Under heavy security as the Italian capital braced for anti-EU protests and the risk of attacks such as that by an Islamic State follower in London last week, the 27 national leaders gathered in the Campidoglio palace where the six founding states signed the Treaty of Rome on March 25, 1957.
Conspicuous by her absence was British Prime Minister Theresa May, who will write to EU summit chairman Donald Tusk on Wednesday formally to announce that its second-biggest economy will leave the Union in negotiations over the coming two years.
Britain shunned the new European community at its creation, but finally joined in 1973. Its people voted to quit last June.
Tusk, a former Polish premier, recalled his own life in war-ravaged Gdansk, shut in behind the Iron Curtain, to remind the leaders of the Union's achievements and urge them not to let it descend into petty squabbling and bureaucracy.
"Why should we lose our trust in the purpose of unity today? Is it only because it has become our reality? Or because we have become bored or tired of it?" he asked, taking a dig at his own nationalist-minded domestic rivals, now ruling in Warsaw.
"Europe as a political entity will either be united, or will not be at all … The unity of Europe is not a bureaucratic model. It is a set of common values and democratic standards."
Brexit Effect
Without the so-called Brexit, it might have been a modestly hopeful summit in the palazzo where old foes France and Germany, with Italy, the Netherlands, Belgium and Luxembourg, signed the original treaty; all 28 EU economies are growing after a slump that has blighted the past decade and recent border chaos has largely abated as refugees are, for now, being held in check.
But Brexit has undermined the self-confidence of a Union that has helped bring peace and growing prosperity to the continent, and has encouraged eurosceptic nationalists challenging governments from Stockholm to Sicily.

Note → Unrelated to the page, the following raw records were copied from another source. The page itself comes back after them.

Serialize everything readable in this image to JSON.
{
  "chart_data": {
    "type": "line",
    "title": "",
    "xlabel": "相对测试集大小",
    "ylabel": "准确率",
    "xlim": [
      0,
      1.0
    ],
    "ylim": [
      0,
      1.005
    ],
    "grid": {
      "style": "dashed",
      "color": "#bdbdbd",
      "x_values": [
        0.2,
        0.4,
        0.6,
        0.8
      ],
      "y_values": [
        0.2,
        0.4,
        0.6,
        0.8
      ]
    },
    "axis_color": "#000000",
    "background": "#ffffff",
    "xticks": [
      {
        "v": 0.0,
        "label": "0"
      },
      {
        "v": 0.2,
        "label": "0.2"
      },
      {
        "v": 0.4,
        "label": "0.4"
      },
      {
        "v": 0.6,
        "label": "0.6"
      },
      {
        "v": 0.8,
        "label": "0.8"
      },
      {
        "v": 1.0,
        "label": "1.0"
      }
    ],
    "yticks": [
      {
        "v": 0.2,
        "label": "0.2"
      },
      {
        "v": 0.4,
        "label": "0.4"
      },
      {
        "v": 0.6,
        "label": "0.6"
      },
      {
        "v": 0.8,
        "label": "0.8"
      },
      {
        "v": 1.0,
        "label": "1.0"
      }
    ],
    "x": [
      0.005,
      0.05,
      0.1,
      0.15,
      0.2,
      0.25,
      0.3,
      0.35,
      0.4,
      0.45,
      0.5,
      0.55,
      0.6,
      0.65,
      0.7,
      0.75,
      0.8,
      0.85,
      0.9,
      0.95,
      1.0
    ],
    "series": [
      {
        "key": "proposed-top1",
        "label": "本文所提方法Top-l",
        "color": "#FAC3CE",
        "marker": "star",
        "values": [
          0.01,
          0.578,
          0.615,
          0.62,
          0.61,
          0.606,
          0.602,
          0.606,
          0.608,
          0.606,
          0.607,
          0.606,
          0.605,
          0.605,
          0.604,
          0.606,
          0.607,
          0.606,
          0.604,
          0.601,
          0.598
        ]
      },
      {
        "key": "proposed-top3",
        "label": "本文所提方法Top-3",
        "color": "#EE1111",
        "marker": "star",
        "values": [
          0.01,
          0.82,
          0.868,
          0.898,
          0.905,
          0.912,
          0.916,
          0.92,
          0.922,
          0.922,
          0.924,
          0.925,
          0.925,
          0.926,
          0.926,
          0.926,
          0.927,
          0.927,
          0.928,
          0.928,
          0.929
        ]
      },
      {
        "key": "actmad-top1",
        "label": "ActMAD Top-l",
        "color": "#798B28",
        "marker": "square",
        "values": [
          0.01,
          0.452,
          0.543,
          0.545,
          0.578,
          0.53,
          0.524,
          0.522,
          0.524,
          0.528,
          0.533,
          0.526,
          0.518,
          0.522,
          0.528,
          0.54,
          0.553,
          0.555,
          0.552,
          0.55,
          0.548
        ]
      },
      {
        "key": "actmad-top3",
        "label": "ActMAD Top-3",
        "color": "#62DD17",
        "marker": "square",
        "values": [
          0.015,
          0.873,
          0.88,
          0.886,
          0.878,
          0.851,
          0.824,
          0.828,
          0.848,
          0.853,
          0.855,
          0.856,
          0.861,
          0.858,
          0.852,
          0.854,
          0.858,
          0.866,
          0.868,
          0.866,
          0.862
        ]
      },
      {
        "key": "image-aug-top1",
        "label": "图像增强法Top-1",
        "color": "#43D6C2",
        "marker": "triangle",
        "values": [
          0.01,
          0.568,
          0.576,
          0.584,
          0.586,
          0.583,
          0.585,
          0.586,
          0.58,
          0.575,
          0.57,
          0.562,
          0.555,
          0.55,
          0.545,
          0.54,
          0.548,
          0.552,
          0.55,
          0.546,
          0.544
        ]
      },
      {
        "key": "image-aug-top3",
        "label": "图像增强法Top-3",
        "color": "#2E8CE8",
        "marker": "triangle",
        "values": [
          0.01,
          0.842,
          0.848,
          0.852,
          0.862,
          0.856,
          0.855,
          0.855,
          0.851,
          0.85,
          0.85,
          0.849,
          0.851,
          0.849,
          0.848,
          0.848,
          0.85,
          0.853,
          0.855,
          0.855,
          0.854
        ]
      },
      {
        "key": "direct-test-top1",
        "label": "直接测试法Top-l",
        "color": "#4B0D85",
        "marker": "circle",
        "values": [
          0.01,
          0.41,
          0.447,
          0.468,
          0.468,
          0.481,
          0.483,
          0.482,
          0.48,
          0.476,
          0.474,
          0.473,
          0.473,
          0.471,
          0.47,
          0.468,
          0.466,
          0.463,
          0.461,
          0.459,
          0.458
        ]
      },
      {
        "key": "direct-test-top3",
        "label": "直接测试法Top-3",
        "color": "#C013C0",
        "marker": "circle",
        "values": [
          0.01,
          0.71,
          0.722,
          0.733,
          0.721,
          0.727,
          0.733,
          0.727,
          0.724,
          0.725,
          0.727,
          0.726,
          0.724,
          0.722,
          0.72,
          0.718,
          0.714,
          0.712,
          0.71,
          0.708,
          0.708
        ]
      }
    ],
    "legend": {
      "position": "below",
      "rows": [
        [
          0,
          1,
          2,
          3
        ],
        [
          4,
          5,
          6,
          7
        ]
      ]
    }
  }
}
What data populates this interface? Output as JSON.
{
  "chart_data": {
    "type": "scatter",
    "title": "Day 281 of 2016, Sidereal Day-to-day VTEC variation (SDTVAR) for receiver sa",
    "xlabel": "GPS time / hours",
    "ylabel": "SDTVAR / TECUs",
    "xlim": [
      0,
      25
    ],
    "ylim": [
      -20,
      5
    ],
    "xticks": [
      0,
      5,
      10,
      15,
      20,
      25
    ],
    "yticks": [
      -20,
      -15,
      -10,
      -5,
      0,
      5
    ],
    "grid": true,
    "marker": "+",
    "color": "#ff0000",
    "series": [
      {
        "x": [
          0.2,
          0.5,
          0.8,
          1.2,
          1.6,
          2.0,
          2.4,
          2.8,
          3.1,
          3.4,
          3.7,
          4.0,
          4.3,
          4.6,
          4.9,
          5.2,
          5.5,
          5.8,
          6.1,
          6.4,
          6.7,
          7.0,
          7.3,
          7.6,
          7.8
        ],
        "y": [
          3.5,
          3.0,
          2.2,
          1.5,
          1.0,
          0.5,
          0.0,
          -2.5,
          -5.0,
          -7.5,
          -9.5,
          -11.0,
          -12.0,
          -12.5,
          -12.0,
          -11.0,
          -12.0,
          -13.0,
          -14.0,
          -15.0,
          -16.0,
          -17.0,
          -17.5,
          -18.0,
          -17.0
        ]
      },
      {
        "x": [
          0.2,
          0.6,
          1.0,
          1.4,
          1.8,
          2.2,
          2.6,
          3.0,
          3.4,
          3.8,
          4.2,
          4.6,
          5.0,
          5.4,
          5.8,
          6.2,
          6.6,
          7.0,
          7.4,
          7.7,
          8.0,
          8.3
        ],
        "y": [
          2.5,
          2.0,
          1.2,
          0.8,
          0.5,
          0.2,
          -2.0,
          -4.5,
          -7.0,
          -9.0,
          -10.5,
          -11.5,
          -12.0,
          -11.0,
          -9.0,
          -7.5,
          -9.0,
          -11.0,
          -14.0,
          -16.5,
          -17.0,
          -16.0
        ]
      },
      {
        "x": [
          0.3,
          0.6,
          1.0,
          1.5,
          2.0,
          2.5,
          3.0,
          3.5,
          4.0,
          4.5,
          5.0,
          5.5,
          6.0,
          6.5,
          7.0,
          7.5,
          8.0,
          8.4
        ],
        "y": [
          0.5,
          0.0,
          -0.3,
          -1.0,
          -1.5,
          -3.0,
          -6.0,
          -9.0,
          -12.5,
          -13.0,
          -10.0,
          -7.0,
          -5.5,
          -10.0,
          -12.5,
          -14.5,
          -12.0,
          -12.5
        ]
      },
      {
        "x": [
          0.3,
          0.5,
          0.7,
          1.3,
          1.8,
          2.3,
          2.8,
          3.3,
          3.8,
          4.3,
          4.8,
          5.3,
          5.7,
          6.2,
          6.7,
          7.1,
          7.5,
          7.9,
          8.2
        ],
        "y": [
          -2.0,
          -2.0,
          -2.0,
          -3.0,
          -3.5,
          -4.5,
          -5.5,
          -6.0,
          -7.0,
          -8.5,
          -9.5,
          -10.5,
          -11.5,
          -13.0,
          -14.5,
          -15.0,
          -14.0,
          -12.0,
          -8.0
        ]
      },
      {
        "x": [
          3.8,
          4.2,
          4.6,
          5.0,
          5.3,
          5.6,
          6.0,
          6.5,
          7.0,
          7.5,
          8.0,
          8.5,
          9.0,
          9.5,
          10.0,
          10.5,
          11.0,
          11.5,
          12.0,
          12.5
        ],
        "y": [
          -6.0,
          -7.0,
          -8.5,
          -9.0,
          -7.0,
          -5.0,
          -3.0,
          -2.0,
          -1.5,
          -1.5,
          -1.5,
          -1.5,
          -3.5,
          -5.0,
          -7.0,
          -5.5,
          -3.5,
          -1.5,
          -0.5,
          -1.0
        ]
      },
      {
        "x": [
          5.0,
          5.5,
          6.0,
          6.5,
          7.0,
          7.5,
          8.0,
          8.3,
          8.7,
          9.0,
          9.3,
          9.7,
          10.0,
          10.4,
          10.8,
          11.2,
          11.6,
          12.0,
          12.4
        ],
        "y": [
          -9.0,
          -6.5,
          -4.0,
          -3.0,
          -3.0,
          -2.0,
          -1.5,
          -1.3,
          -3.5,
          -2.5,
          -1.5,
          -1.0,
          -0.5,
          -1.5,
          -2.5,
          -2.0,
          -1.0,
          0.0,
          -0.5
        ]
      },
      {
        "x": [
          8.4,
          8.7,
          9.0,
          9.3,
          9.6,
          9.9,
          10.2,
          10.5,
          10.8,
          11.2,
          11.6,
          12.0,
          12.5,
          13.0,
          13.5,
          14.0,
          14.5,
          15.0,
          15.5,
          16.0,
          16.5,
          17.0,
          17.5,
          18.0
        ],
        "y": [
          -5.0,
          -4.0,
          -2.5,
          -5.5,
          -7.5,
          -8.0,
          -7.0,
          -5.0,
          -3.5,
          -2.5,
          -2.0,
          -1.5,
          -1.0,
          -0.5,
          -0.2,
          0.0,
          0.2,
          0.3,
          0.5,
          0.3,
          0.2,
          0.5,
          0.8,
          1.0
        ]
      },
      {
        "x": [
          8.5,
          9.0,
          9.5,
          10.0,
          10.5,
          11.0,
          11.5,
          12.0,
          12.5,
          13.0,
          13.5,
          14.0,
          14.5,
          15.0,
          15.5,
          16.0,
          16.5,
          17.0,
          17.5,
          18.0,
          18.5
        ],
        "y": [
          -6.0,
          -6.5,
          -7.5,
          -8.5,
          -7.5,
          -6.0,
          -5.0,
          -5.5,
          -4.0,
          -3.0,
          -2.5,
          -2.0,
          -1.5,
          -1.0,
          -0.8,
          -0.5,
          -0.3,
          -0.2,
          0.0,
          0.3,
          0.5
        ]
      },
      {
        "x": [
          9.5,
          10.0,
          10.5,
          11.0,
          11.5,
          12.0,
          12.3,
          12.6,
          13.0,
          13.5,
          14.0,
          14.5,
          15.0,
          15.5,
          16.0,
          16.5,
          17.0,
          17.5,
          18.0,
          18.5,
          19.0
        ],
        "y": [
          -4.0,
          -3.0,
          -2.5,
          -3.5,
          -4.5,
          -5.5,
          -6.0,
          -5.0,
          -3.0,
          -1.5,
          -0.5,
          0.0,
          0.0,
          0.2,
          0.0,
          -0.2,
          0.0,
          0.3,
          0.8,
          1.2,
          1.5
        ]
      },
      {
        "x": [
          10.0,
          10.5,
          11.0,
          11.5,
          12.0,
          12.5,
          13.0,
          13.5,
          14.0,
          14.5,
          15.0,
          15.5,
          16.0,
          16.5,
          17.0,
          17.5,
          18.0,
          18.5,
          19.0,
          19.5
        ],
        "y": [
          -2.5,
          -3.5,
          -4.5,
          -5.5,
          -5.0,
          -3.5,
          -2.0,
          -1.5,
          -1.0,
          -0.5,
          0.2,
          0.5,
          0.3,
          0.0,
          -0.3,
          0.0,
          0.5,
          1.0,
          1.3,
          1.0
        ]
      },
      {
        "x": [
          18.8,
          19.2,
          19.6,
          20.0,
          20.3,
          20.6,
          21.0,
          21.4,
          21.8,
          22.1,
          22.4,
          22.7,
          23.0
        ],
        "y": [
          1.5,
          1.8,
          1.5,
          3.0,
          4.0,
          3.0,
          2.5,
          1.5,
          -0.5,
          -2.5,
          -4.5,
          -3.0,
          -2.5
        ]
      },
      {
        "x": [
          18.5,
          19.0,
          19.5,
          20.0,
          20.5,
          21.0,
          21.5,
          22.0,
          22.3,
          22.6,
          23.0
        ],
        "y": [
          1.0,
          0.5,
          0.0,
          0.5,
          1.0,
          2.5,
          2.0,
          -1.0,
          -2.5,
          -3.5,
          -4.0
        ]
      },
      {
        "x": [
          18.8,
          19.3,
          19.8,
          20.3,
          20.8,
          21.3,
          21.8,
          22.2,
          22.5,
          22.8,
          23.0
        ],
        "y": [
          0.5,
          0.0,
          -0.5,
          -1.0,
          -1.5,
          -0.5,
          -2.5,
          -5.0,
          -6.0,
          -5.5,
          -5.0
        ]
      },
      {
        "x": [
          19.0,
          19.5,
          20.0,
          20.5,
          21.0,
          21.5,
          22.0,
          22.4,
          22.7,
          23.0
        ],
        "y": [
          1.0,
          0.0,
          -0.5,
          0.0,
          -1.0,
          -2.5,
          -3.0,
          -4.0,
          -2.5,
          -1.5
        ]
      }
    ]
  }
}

It has also amplified the petty frictions among the more than two dozen national governments and obliged leaders' aides to water down a grand birthday declaration of unity.
After days of carping from Poland and Greece, seeking to show home voters they were getting Brussels to give assurances about equal treatment and social welfare, the Rome Declaration the 27 will sign just before noon (11.00 GMT) offers ringing phrases about peace and unity.
"We have united for the better," the text concludes. "Europe is our common future."
But it may disappoint those who think more ambition and coordination is the answer to the malaise.
The declaration promises to listen to citizens. But locked away behind rings of armed police, the leaders may hear little of what thousands of protesters have to say on Saturday.
For Ernesto Rapani, an official of Italy's right-wing eurosceptic Fratelli d'Italia party attending a demonstration in Rome, the bloc's trade and financial rules were skewed in favor of Germany and had to change: "At the moment the union is convenient for Germany and not Italy," he said.
At the Vatican on Friday, Pope Francis told EU leaders that their Union had achieved much in 60 years but that Europe faced a "vacuum of values". He condemned anti-immigrant populism and extremism that he said posed a mortal threat to the bloc.